I still stand firm though - while you are correct that dry not is best supported in humid and stagnant conditions it absolutely cannot infest dry wood. It's like having a fire without one part of the fire triangle. If this were true, every piece of wood in the whole country would be infested with all sorts of rot (not just S. Lacrymans) due to the millions of natural spores that are present in the air.

The conditions for dry rot have to be very specific which is why it is relatively rare compared to wet rot:

DAMP timber of ~ 20% moisture content, much higher or lower and dry rot will cease to propagate.

STAGNANT air - if you have good ventilation, dry rot will not happen.

Get rid of either condition, the fungus eventually dies, treatment or no treatment.
 
(ok you may get a paper guarantee from the specialist treatment company, but dry rot won't pay any attention to what is written on the paper!)
:D

i have even seen dry rot growing in an outside concrete path that was totally infected from the house about 1m away.
the best way of discribing true dry rot(Serpula lacrymans)used to be called merryillis (sp)lacrymans)is a cancer that will concour everything if not treated.

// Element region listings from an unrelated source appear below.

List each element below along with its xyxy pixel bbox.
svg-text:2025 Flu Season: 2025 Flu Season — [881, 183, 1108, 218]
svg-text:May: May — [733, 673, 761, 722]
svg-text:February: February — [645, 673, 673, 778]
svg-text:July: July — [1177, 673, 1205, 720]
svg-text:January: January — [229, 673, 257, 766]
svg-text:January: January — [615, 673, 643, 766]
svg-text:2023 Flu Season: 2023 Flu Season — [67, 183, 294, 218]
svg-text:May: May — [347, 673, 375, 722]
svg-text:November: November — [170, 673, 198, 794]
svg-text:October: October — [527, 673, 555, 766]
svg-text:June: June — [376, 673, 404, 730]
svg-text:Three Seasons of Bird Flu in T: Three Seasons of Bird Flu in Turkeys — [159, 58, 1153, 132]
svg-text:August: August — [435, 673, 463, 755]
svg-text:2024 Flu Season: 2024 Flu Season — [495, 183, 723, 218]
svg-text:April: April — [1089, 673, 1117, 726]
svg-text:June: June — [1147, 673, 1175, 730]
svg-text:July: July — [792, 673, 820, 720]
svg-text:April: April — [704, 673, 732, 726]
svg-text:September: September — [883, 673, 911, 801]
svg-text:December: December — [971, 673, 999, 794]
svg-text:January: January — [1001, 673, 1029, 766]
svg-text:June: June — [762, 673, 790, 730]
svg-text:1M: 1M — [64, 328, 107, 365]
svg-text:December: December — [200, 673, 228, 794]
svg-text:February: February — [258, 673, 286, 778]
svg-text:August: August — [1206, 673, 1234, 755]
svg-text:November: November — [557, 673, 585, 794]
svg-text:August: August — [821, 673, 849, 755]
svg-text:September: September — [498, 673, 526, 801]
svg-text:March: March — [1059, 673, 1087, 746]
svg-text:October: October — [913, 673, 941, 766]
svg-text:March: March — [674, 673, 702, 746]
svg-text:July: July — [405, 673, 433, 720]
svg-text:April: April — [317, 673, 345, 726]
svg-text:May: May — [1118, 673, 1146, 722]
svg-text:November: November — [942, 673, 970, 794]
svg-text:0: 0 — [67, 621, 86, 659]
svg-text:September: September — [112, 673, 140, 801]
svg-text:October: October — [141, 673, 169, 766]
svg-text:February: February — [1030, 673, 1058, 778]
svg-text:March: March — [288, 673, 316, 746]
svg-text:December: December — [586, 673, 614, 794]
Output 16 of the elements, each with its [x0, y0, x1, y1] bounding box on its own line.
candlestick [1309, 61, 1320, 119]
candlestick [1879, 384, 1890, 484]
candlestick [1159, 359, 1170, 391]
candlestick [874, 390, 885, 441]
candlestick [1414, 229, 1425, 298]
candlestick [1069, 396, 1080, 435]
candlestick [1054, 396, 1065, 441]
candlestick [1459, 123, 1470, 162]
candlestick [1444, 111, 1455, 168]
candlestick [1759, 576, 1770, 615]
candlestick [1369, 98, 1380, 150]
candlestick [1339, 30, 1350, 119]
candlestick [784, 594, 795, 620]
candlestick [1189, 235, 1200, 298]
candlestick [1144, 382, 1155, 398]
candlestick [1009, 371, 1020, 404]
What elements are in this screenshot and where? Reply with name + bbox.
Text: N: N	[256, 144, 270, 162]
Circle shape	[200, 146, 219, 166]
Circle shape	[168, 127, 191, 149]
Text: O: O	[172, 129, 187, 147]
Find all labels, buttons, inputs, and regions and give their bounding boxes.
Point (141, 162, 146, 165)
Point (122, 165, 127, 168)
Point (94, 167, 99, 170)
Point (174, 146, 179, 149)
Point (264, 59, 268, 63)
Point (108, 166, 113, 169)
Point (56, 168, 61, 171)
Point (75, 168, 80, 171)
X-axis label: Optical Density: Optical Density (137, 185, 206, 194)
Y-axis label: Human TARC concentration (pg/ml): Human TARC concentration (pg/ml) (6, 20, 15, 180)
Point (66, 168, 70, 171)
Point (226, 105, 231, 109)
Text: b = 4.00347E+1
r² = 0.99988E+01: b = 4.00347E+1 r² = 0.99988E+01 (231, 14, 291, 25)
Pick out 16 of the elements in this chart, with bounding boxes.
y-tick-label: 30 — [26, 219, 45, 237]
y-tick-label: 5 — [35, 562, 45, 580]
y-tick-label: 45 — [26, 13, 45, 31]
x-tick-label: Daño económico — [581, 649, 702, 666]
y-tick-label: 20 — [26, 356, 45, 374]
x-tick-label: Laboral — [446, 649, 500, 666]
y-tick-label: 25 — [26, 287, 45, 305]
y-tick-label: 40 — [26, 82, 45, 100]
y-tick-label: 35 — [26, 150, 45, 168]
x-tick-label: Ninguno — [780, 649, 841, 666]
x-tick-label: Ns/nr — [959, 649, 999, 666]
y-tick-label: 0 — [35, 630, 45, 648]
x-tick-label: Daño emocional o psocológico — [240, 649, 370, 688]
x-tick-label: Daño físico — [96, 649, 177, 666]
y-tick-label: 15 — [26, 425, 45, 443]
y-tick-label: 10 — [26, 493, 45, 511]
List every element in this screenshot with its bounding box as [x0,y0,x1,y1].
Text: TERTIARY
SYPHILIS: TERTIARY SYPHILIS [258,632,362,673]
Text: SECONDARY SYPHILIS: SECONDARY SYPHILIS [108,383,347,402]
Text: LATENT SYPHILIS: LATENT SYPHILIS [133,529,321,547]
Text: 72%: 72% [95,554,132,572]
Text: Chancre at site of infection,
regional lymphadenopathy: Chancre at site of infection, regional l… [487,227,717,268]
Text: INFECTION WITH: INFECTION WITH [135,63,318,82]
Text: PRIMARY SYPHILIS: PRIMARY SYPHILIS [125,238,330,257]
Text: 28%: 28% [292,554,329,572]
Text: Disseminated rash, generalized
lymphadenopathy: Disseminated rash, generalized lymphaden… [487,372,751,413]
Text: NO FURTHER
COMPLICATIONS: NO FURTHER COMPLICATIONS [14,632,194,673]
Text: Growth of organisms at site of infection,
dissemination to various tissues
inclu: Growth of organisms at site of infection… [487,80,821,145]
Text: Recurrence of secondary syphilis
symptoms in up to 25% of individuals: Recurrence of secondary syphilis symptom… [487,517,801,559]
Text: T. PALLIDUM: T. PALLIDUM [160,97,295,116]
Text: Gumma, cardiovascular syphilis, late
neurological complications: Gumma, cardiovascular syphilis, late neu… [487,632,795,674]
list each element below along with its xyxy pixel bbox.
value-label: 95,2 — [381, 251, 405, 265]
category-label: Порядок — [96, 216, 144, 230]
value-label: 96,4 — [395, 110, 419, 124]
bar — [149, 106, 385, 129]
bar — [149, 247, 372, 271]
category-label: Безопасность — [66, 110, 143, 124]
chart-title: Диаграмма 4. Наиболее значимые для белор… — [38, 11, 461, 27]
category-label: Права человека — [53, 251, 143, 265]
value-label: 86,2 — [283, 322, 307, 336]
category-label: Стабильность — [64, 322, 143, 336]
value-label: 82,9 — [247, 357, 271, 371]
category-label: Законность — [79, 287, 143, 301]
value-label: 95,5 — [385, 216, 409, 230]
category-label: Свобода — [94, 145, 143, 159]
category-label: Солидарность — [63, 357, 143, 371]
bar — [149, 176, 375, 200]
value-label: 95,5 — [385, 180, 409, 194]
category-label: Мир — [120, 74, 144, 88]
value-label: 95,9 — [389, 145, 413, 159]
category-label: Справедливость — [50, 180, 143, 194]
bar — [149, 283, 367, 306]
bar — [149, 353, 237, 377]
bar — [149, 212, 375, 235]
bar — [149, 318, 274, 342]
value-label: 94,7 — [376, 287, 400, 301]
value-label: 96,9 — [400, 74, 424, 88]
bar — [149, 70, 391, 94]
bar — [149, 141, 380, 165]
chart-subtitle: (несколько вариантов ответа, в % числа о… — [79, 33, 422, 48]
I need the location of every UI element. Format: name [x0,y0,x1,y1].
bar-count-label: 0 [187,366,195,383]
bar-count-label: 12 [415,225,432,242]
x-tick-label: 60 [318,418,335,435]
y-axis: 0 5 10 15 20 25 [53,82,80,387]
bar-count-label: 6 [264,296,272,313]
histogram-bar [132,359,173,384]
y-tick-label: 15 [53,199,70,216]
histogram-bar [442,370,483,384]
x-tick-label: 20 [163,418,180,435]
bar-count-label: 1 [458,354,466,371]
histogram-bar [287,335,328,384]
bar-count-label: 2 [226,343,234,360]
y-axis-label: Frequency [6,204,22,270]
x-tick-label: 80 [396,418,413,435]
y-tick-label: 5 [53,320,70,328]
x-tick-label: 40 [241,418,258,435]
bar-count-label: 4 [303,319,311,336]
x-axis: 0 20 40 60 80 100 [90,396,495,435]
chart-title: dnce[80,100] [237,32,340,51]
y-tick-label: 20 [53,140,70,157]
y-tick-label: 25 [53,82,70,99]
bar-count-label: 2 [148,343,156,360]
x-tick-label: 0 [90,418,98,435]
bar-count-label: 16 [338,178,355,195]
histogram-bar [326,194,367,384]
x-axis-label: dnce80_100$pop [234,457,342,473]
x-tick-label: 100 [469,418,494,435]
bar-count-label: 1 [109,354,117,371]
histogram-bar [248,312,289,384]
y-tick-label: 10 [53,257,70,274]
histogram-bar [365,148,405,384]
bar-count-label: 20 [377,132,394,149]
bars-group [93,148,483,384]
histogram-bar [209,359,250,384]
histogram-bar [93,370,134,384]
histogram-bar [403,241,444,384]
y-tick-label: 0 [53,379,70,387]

That almost certainly won't have been dry rot - it cannot survive outside (except in the absolute rarest of conditions which most climates will not provide)
 
(ok you may get a paper guarantee from the specialist treatment company, but dry rot won't pay any attention to what is written on the paper!)
:D

i have even seen dry rot growing in an outside concrete path that was totally infected from the house about 1m away.
the best way of discribing true dry rot(Serpula lacrymans)used to be called merryillis (sp)lacrymans)is a cancer that will concour everything if not treated.

That almost certainly won't have been dry rot - it cannot survive outside (except in the absolute rarest of conditions which most climates will not provide)

mmmm really...........
the fact that it was sent off for lab tests proved it was dry rot,so yeah i think it was.we were sufferering from the same illusions as yourself,this was a major outbreak that infected a large part of the rear of the house and started from the sewers overflowing and filling up the cavitys.then drying out and hey presto perfect conditions for it to start.

and it will search for new food,even if it means creeping over treated timber/tanilized,now this knowledge is from training and doing from years back,unless they now know different ill keep on offering advice and doing it how i was trained to.never did like the containment method though(personal opinion).
back in the day when i used to do this,the firm i worked(big firm) for had a big job on an office/converted block to treat and they missed a bit,about 9 mths later it blew up in there faces and cost them thousands to rip out and retreat.